Après une période de puissance dans certains pays du Sahel, il semble que le rôle de la milice russe Wagner soit sur le point de se terminer à la suite de sa défaite significative face aux rebelles séparatistes dans le nord du Mali. Ces derniers ont affirmé, jeudi 1er août, avoir tué 84 membres des mercenaires russes et 47 soldats maliens lors des combats à Tinzaouatene, près de la frontière algérienne, du 25 au 27 juillet. L’armée malienne et le groupe Wagner ont reconnu le 2 août des pertes importantes sans donner de bilan précis.

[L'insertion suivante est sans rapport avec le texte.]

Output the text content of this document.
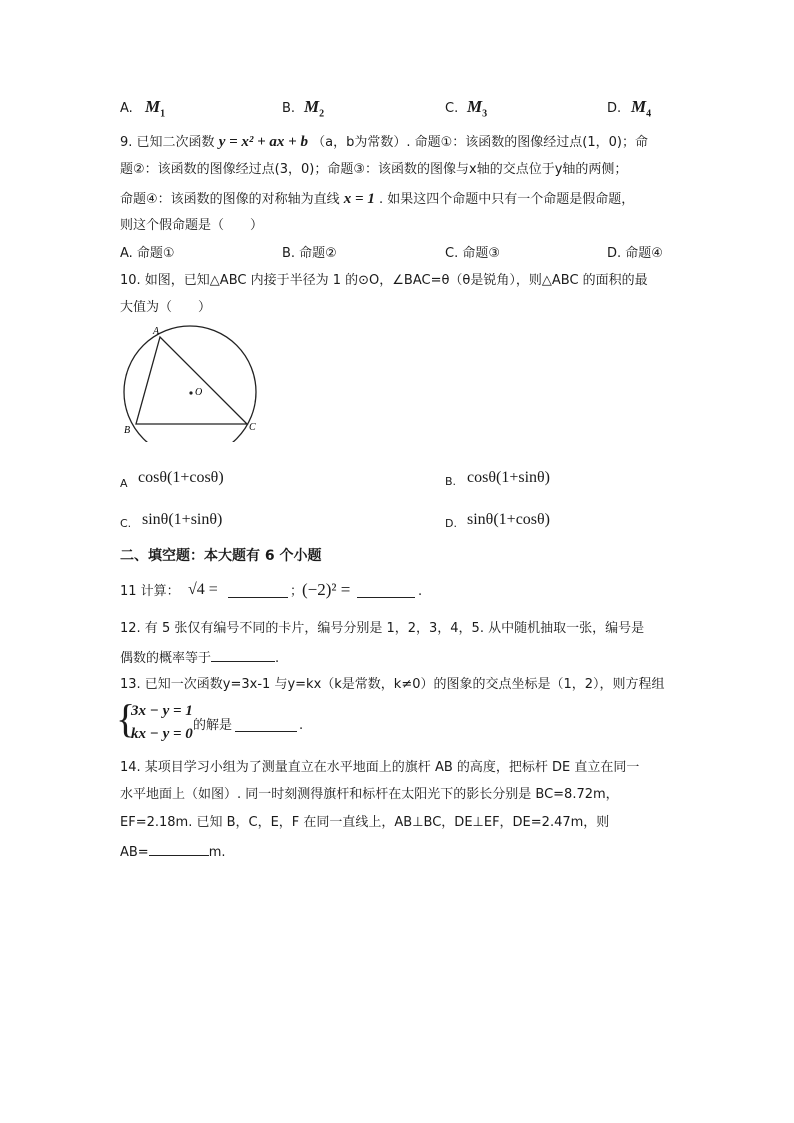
A. $M_1$	B. $M_2$	C. $M_3$	D. $M_4$
9. 已知二次函数 y = x² + ax + b （a，b为常数）. 命题①：该函数的图像经过点(1，0)；命
题②：该函数的图像经过点(3，0)；命题③：该函数的图像与x轴的交点位于y轴的两侧；
命题④：该函数的图像的对称轴为直线 x = 1 . 如果这四个命题中只有一个命题是假命题，
则这个假命题是（　　）
A. 命题①	B. 命题②	C. 命题③	D. 命题④
10. 如图，已知△ABC 内接于半径为 1 的⊙O，∠BAC=θ（θ是锐角），则△ABC 的面积的最
大值为（　　）
A
B	C
O
A cosθ(1+cosθ)	B. cosθ(1+sinθ)
C. sinθ(1+sinθ)	D. sinθ(1+cosθ)
二、填空题：本大题有 6 个小题
11 计算： √4 =	；
(−2)² =	.
12. 有 5 张仅有编号不同的卡片，编号分别是 1，2，3，4，5. 从中随机抽取一张，编号是
偶数的概率等于	.
13. 已知一次函数y=3x-1 与y=kx（k是常数，k≠0）的图象的交点坐标是（1，2），则方程组
{
3x − y = 1
kx − y = 0
的解是	.
14. 某项目学习小组为了测量直立在水平地面上的旗杆 AB 的高度，把标杆 DE 直立在同一
水平地面上（如图）. 同一时刻测得旗杆和标杆在太阳光下的影长分别是 BC=8.72m，
EF=2.18m. 已知 B，C，E，F 在同一直线上，AB⊥BC，DE⊥EF，DE=2.47m，则
AB=	m.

Cette défaite est, en effet, la plus lourde subie en une seule bataille par le groupe Wagner en Afrique. « Cette évolution dramatique au nord du Mali reflète une véritable crise affectant la réputation de Wagner auprès de l’opinion publique africaine et de certains gouvernements de la région du Sahel, qui avaient accueilli la Russie comme un allié alternatif aux pays occidentaux, capable d’éliminer le terrorisme, notamment après l’échec de la France et de ses alliés européens », explique Ahmed Askar, chercheur au Centre des Etudes Politiques et Stratégiques (CEPS) d’Al-Ahram.
Mais comment et pourquoi cette défaite a-t-elle eu lieu alors que l’armée malienne, soutenue par Wagner, avait enregistré des avancées significatives au nord ? Après avoir rompu son alliance avec la France pour se tourner politiquement et militairement vers la Russie en 2022, la junte dirigée par le colonel Assimi Goïta a fait de la reconquête du territoire national sa priorité. Les hostilités ont repris en août 2023 après huit ans de calme relatif entre les belligérants. L’offensive de l’armée a culminé en novembre avec la prise de Kidal, bastion de la revendication indépendantiste, un succès symbolique largement salué au Mali. Cependant, les rebelles islamistes n’ont pas déposé les armes et se sont dispersés dans cette région désertique et montagneuse, pourchassés par les forces maliennes qui affirment régulièrement reprendre le contrôle de certaines localités.
Près de Tinzaouatene, les deux camps se sont livrés à des combats intenses, d’une ampleur inédite depuis des mois. Les rebelles ont pris le dessus grâce à une « tempête de sable », selon le groupe Wagner, qui aurait empêché la mobilisation de moyens aériens, selon des analystes. Dans leur retraite, une partie de la colonne de l’armée a été prise au piège lors d’une attaque meurtrière des djihadistes. Le JNIM (Jamaa Nusrat Al-Islam wal Muslimin) et l’alliance des groupes armés séparatistes à dominante touareg (CSP-DPA) disputent le bilan et la victoire.
Par ailleurs, lors de ce revers militaire, les séparatistes islamistes ont remporté une victoire symbolique qui pourrait leur insuffler « un second souffle », estime Yvan Guichaoua, enseignant-chercheur à l’Université de Kent, cité par l’AFP.
Avec les avancées des séparatistes et la défaite des mercenaires, la Russie doit rapidement agir pour conserver sa position, d’autant que l’avenir de Wagner en Afrique semble compromis, en raison des complexités internes du groupe exacerbées par la disparition de son dirigeant en 2023 dans un accident d’hélicoptère, ce qui l’a affaibli. « La Russie va restructurer le groupe sous sa supervision pour éviter les erreurs du passé », estime Askar, tout en assurant que l’absence de Wagner ou l’affaiblissement de son rôle en Afrique n’affecteront pas les actions de Moscou, qui continue de considérer l’Afrique comme une arène stratégique pour négocier avec l’Occident sur divers dossiers, notamment la crise ukrainienne.